HERAT: Taliban clothing restrictions have badly hit garment and small businesses in Afghanistan’s western city of Herat, where shopkeepers say women are increasingly staying home out of fear of arrest or harassment.
Local traders said customer numbers have fallen sharply since Taliban morality police intensified enforcement of women’s dress codes. The crackdown followed the detention of dozens of women accused of not wearing the Taliban-approved chador or burqa.
Herat has traditionally depended heavily on women shoppers, especially in clothing, tailoring and household markets. Traders say their absence has reduced daily sales and left many shops struggling.
“Since those incidents occurred, there were no women in the markets,” Ramin Ghafoori, a 26-year-old tailor, told AFP. “The bazaar revolves around women. If there is no woman, there is no bazaar.”
The impact has also spread to taxi drivers, restaurants and small traders who rely on market activity.
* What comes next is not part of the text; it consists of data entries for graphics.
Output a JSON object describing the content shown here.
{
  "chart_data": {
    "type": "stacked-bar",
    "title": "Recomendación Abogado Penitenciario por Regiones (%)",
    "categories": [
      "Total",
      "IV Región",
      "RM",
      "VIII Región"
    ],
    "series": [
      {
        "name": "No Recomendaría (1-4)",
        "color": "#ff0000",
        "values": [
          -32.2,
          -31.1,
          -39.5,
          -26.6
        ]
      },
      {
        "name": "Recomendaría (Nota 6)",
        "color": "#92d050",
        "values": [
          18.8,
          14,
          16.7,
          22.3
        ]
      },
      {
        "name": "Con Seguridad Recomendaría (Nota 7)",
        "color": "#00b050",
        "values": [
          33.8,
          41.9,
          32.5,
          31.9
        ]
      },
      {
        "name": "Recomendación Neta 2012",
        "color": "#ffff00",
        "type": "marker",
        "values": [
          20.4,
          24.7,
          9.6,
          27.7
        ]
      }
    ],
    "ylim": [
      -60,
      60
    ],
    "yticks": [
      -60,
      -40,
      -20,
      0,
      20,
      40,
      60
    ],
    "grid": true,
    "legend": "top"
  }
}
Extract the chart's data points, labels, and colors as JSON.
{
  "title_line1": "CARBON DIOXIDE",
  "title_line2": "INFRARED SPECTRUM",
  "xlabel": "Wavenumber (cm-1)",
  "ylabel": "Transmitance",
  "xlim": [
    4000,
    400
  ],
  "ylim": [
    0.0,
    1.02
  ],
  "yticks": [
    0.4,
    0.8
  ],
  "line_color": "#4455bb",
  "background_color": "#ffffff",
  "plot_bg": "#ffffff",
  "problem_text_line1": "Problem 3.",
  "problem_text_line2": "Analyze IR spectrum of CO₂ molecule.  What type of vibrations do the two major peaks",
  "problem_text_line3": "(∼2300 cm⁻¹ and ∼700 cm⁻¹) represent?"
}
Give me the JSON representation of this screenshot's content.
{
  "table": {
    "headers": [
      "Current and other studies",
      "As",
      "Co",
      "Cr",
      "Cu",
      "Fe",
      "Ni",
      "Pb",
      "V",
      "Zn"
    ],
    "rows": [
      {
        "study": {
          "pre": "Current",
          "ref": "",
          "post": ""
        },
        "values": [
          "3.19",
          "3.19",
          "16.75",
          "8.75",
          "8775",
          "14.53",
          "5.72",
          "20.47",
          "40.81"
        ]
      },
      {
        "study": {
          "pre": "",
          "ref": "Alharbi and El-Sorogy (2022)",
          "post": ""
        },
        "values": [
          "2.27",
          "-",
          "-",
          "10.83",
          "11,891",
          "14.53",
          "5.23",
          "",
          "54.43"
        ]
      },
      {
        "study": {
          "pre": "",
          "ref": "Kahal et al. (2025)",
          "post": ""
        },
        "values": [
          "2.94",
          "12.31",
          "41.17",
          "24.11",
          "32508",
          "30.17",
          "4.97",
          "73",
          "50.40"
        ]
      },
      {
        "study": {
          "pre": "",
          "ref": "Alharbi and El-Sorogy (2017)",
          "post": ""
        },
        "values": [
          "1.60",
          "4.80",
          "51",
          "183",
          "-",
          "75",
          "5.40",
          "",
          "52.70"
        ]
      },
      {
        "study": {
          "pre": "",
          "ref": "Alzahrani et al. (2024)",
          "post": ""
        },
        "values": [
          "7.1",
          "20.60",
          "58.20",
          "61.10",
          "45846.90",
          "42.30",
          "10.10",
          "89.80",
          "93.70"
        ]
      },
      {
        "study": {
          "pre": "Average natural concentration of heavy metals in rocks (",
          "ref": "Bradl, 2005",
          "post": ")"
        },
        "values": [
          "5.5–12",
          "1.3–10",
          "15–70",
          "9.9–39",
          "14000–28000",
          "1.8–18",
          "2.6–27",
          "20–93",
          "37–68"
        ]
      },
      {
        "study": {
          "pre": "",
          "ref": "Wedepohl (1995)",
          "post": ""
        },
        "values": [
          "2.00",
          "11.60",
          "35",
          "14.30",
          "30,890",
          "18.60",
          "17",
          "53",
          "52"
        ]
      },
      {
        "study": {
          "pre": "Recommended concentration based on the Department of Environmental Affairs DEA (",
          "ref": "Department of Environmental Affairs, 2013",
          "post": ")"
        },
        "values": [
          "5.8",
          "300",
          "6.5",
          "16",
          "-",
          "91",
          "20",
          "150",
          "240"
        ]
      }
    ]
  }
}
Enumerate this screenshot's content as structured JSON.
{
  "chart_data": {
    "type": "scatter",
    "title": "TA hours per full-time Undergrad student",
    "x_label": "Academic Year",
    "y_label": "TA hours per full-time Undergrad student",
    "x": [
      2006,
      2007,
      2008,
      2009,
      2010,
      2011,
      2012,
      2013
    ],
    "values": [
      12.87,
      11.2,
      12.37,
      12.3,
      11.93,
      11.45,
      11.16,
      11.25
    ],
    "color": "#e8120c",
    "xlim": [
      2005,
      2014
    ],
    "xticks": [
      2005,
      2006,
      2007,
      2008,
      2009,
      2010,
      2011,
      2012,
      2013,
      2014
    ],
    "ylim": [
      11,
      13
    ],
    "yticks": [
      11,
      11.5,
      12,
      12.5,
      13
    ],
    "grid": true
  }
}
The United Nations earlier expressed concern over arrests and detentions of women in Herat for alleged non-compliance with dress requirements, saying such actions raised serious human rights concerns.
The Taliban’s rules require women to cover their bodies and faces in public, while officers from the Ministry for the Propagation of Virtue and Prevention of Vice monitor compliance.
Rights groups say the restrictions are not only erasing women from public life but also damaging Afghanistan’s already fragile economy.